Tel daarbij op dat het in operatie-Leunstoel gaat om gebeurtenissen van zestig jaar geleden. ‘De enige geschiedenis die echt bestaat, is de geschiedenis die ligt opgeslagen in het geheugen van levende mensen,’ zei Michael Ignatieff al. Maar wat als deze mensen de negentig al zijn gepasseerd?

Onze eigen lacunes

En dan zijn er de onderzoekers zelf. Ook wij hebben onze stokpaardjes en blinde vlekken, onze kwaliteiten en zwakke punten, die het onderzoek en het resultaat altijd zullen beïnvloeden.

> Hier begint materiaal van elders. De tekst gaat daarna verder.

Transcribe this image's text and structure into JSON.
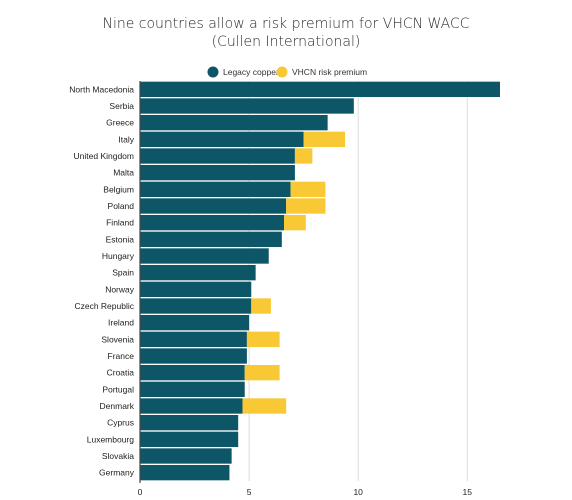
{
  "chart_data": {
    "type": "bar",
    "orientation": "horizontal",
    "stacked": true,
    "title": "Nine countries allow a risk premium for VHCN WACC",
    "subtitle": "(Cullen International)",
    "xlabel": "",
    "ylabel": "",
    "xlim": [
      0,
      16.5
    ],
    "xticks": [
      0,
      5,
      10,
      15
    ],
    "xtick_labels": [
      "0",
      "5",
      "10",
      "15"
    ],
    "grid": true,
    "legend_position": "top-center",
    "categories": [
      "North Macedonia",
      "Serbia",
      "Greece",
      "Italy",
      "United Kingdom",
      "Malta",
      "Belgium",
      "Poland",
      "Finland",
      "Estonia",
      "Hungary",
      "Spain",
      "Norway",
      "Czech Republic",
      "Ireland",
      "Slovenia",
      "France",
      "Croatia",
      "Portugal",
      "Denmark",
      "Cyprus",
      "Luxembourg",
      "Slovakia",
      "Germany"
    ],
    "series": [
      {
        "name": "Legacy copper",
        "color": "#0d5667",
        "values": [
          16.5,
          9.8,
          8.6,
          7.5,
          7.1,
          7.1,
          6.9,
          6.7,
          6.6,
          6.5,
          5.9,
          5.3,
          5.1,
          5.1,
          5.0,
          4.9,
          4.9,
          4.8,
          4.8,
          4.7,
          4.5,
          4.5,
          4.2,
          4.1
        ]
      },
      {
        "name": "VHCN risk premium",
        "color": "#f9c935",
        "values": [
          0,
          0,
          0,
          1.9,
          0.8,
          0,
          1.6,
          1.8,
          1.0,
          0,
          0,
          0,
          0,
          0.9,
          0,
          1.5,
          0,
          1.6,
          0,
          2.0,
          0,
          0,
          0,
          0
        ]
      }
    ]
  }
}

Maar nu komt-ie: ondanks al die beperkingen – gesloten archieven en weggelakte passages, gebrekkige geheugens en eigen blinde vlekken – moet je op een bepaald moment je bevindingen opschrijven. Dat verhaal moet er komen. Ook al weet je nog lang niet alles en realiseer je je dat je ook nooit alles zult weten. Dat besef is door operatie-Leunstoel dieper tot ons doorgedrongen dan ooit: achter elke reconstructie schuilt altijd óók het verhaal van wat de onderzoekers niet te weten zijn gekomen.

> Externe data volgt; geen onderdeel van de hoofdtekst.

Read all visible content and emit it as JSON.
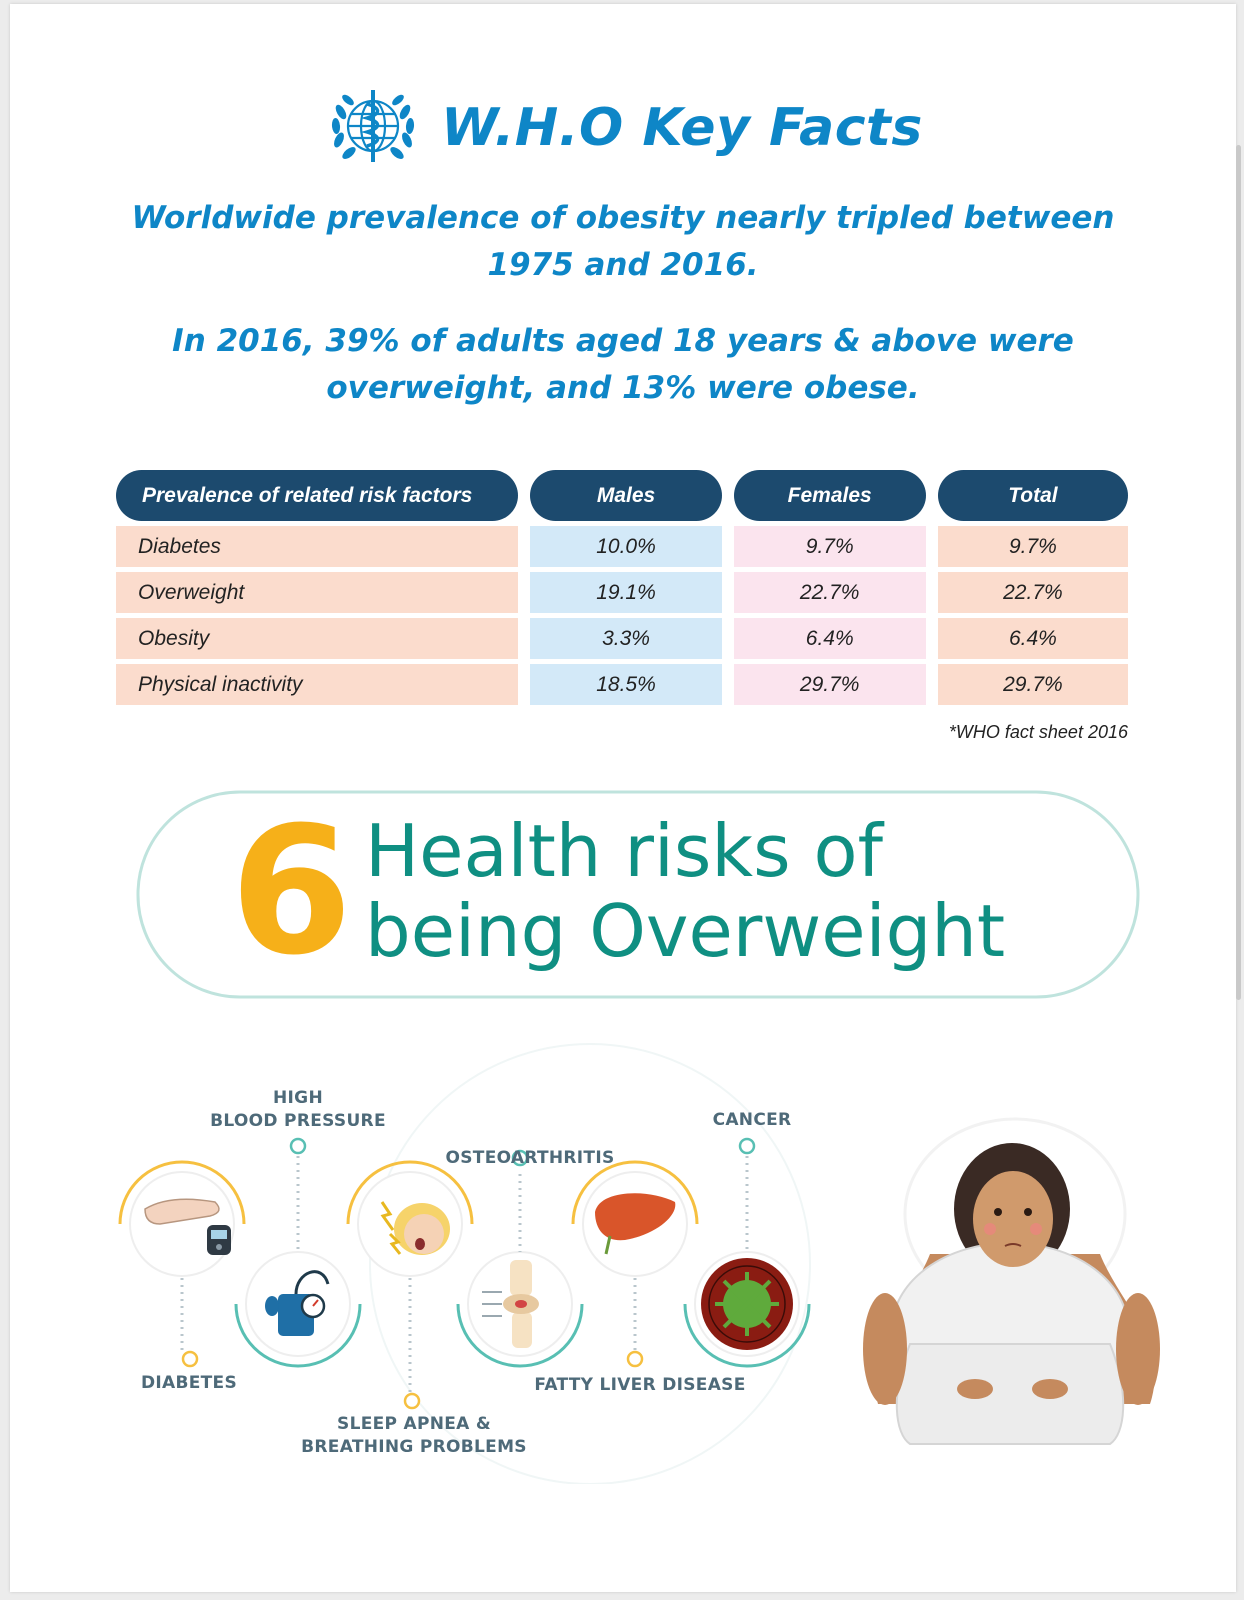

Om die reden hebben we ervoor gekozen om naast de bevestigingen en reconstructies ook nadrukkelijk de lacunes in ons verhaal te beschrijven. We hebben gepoogd de lezer getuige te maken van onze zoektocht en bijbehorende frustraties en triomfen.

Mocht iemand dit lezen en in het bezit zijn van die stapel papieren die ons hele verhaal doet kantelen, je kunt ons bereiken via dit mailadres: maurits@decorrespondent.nl. Dat kan ook versleuteld: zie mijn twitterbio voor mijn PGP-fingerprint.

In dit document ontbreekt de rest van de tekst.